Businesses large and small will be looking for ways to conserve energy and try to manage their bills considering this price increase.

Gavin Scarr Hall, Director of Health & Safety at Peninsula, shares advice for businesses:

“It’s more important than ever to be mindful of the energy we use to offset the rising costs.

“Lighting can account for up to 40% of your energy bill. As such, implementing automated lighting systems ensures that it is only being used as necessary.

“Additionally, switching to LED bulbs has the potential to reduce lighting costs by as much as 90%.

“You may want to consider having a policy that requires staff to ensure they switch off all lights and electrical equipment when they leave the workplace for the day.

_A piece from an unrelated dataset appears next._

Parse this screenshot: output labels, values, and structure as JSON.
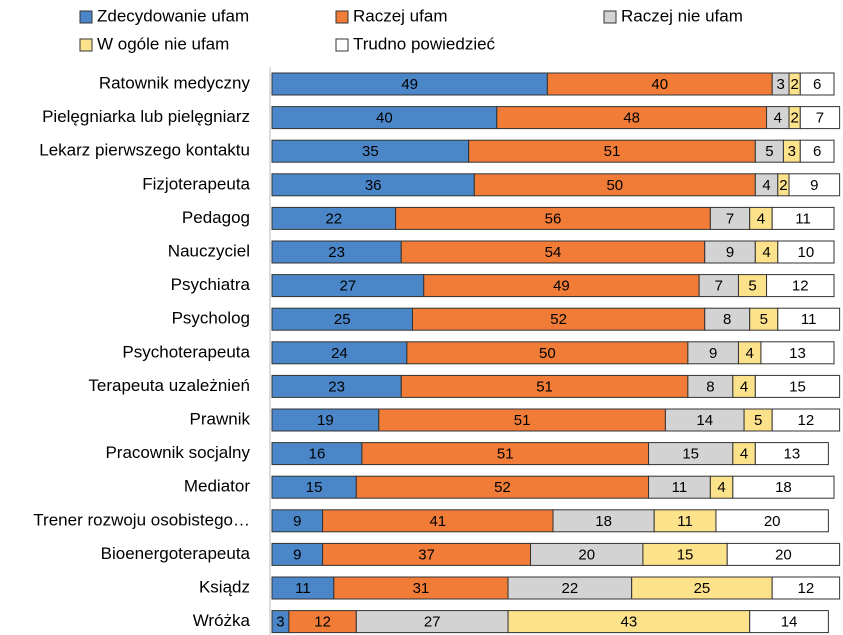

“Leaving computers on standby overnight can cost an office of 16 employees up to £1,742 a year. But this cost can be reduced dramatically by ensuring people turn off their computer at the end of the working day rather than leaving it on standby.

“Another huge cost to businesses is their heating bill – particularly in these cold winter months.

“Employers should take care to only heat areas that require it. Reduce heating in spaces like corridors where staff don’t congregate, and thermoregulate those more heavily used areas like the office.

“To keep your building warm while minimising the heating bill, fixing insulation material is key. But it’s also important to ensure your Heating, Ventilation, and Air Conditioning (HVAC) set-points are properly controlled. The recommended set point is 22C – having the office temperature consistent will reduce the need for employees to bring in their own heaters.

“Air conditioning systems should be maintained and serviced to meet the requirements of the Energy Performance of Buildings Regulations.

“And though it may incur an initial cost, think about replacing your antiquated and less-efficient equipment.

“Ensure regular maintenance programmes for your systems; they will continue to operate at their best, keeping your costs down in the long-term, and you’ll save on unwanted repair bills.

“This surge in energy bills is not the news we want; but it doesn’t mean that we have to bundle up in layers and sit in the darkness.

“Keep your business profitable – and warm and lit – by implementing these very feasible measures.”